Mini-junior Derby fisherman Tate Buchwald holds her boat 20.93 pound striped bass.
Photo by Albert Fischer

Mini-junior Derby fisherman Tate Buchwald holds her boat 20.93 pound striped bass.

I want to believe the fishing rod fell off Maryanne Angelone’s old silver Isuzu Rodeo. At the very least, I want to believe that whoever took the black, handmade rod from the top of her car never imagined how much it meant to Maryanne.

My guess is that they did not know that the rod was a treasured gift from Albert “Angie” Angelone to his wife and fishing partner, and that they did not know anything about the man who made that rod. Most of all, I want to believe that whoever took it, or found it will return it.

Angie was a familiar if inscrutable, retired member of the Island fishing community. He died July 29, 2006, of heart failure at the age of 67, doing what he loved to do – fish on Martha’s Vineyard.

What I learned after Angie died is that he had a legendary 21-year Secret Service career, much of it working undercover, that earned him a reputation for bravery, quick thinking, and humor.

He protected two presidents and stood tall in the face of gunfire. On September 22, 1975, during a presidential visit to San Francisco, Sara Jane Moore fired one shot from a 38-caliber pistol at President Ford.
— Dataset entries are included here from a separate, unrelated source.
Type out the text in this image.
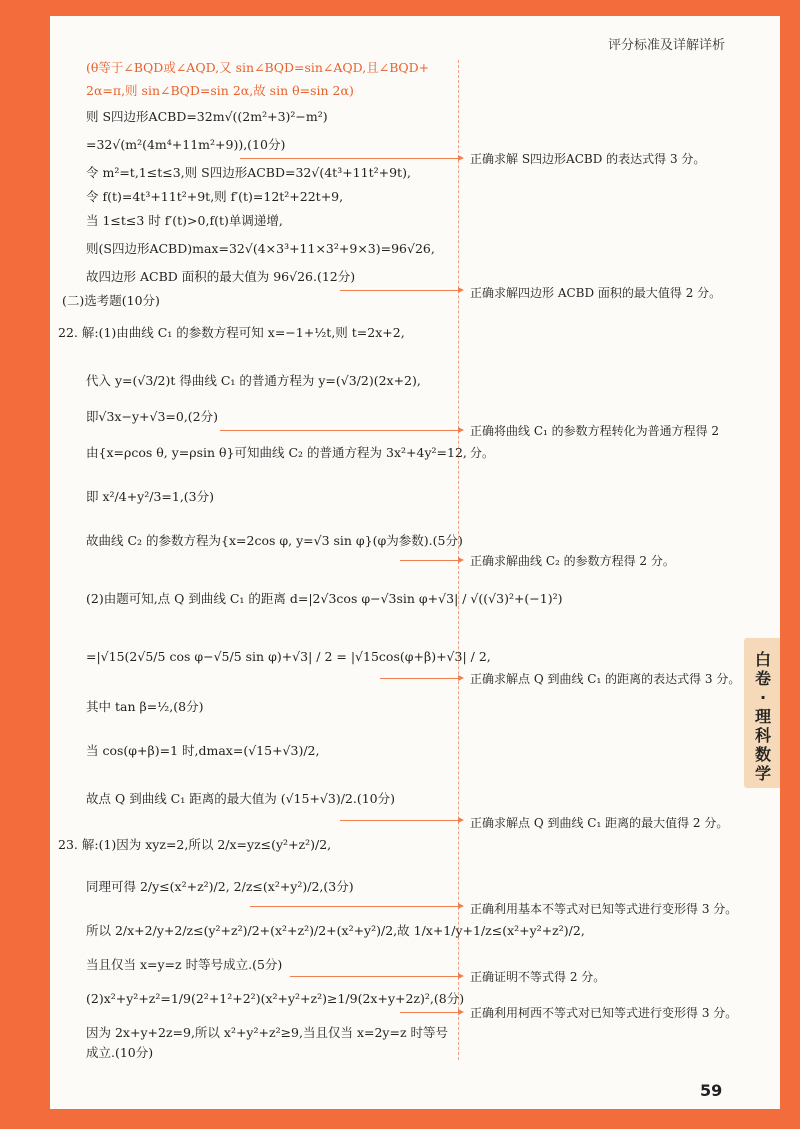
评分标准及详解详析
(θ等于∠BQD或∠AQD,又 sin∠BQD=sin∠AQD,且∠BQD+
2α=π,则 sin∠BQD=sin 2α,故 sin θ=sin 2α)
则 S四边形ACBD=32m√((2m²+3)²−m²)
=32√(m²(4m⁴+11m²+9)),(10分)
令 m²=t,1≤t≤3,则 S四边形ACBD=32√(4t³+11t²+9t),
令 f(t)=4t³+11t²+9t,则 f′(t)=12t²+22t+9,
当 1≤t≤3 时 f′(t)>0,f(t)单调递增,
则(S四边形ACBD)max=32√(4×3³+11×3²+9×3)=96√26,
故四边形 ACBD 面积的最大值为 96√26.(12分)
(二)选考题(10分)
22. 解:(1)由曲线 C₁ 的参数方程可知 x=−1+½t,则 t=2x+2,
代入 y=(√3/2)t 得曲线 C₁ 的普通方程为 y=(√3/2)(2x+2),
即√3x−y+√3=0,(2分)
由{x=ρcos θ, y=ρsin θ}可知曲线 C₂ 的普通方程为 3x²+4y²=12,
即 x²/4+y²/3=1,(3分)
故曲线 C₂ 的参数方程为{x=2cos φ, y=√3 sin φ}(φ为参数).(5分)
(2)由题可知,点 Q 到曲线 C₁ 的距离 d=|2√3cos φ−√3sin φ+√3| / √((√3)²+(−1)²)
=|√15(2√5/5 cos φ−√5/5 sin φ)+√3| / 2 = |√15cos(φ+β)+√3| / 2,
其中 tan β=½,(8分)
当 cos(φ+β)=1 时,dmax=(√15+√3)/2,
故点 Q 到曲线 C₁ 距离的最大值为 (√15+√3)/2.(10分)
23. 解:(1)因为 xyz=2,所以 2/x=yz≤(y²+z²)/2,
同理可得 2/y≤(x²+z²)/2, 2/z≤(x²+y²)/2,(3分)
所以 2/x+2/y+2/z≤(y²+z²)/2+(x²+z²)/2+(x²+y²)/2,故 1/x+1/y+1/z≤(x²+y²+z²)/2,
当且仅当 x=y=z 时等号成立.(5分)
(2)x²+y²+z²=1/9(2²+1²+2²)(x²+y²+z²)≥1/9(2x+y+2z)²,(8分)
因为 2x+y+2z=9,所以 x²+y²+z²≥9,当且仅当 x=2y=z 时等号
成立.(10分)
正确求解 S四边形ACBD 的表达式得 3 分。
正确求解四边形 ACBD 面积的最大值得 2 分。
正确将曲线 C₁ 的参数方程转化为普通方程得 2 分。
正确求解曲线 C₂ 的参数方程得 2 分。
正确求解点 Q 到曲线 C₁ 的距离的表达式得 3 分。
正确求解点 Q 到曲线 C₁ 距离的最大值得 2 分。
正确利用基本不等式对已知等式进行变形得 3 分。
正确证明不等式得 2 分。
正确利用柯西不等式对已知等式进行变形得 3 分。
白卷·理科数学
59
“When she shot at the president, there were a lot of people ducking,” his friend Frank Forgione said in Angie’s obituary, “but there just happened to be a photographer that captured a picture of some people ducking and pushing the president down, and there was Angie, standing straight, looking ahead into the crowd and reaching for his weapon.”

The photograph appeared on front pages around the country.

Angie liked to make his own fishing lures — he favored the needlefish — and he made rods. He and Maryanne raised two sons, one a Marine and the other a Secret Service agent.

On Sunday morning, Maryanne and her good friend, Paula Sullivan of West Tisbury, town postmistress and Derby committee member, went to fish at Lobsterville Beach for albies and bonito. They parked at the end of the road in West Basin.

“It was more like reading the water,” Paula said in an email. “There were no bones.”

They quit around 11:30 am and returned to their cars with plans to meet at the Chilmark Store for a slice of pizza. “We were almost done eating when her face froze in horror,” Paula said. “She was staring at her car, white as a sheet. The special rod that Angie had made for her was gone from her roof rack. It had no big commercial value, just irreplaceable sentimental value.

“It was a black rod with a handmade cord-type handle with “Angelone” painted in white on it. No reel mount. Just a Penn 460 reel taped on with black electrical tape. It was more important to her than jewelry or fancy possessions. It was him, still there with her.”

Paula said her friend has been through too much in the last few years to suffer this kind of blow.

“Someone has just taken away a huge piece of her life,” she said. “I wish they knew what they really did. Just an old rod and reel? No.”

I want to believe that someone will know something and it will be returned. I know for sure I would not want Angie mad at me.

The rod can be left at any tackle shop, at The Times or at the West Tisbury Post Office, no questions asked.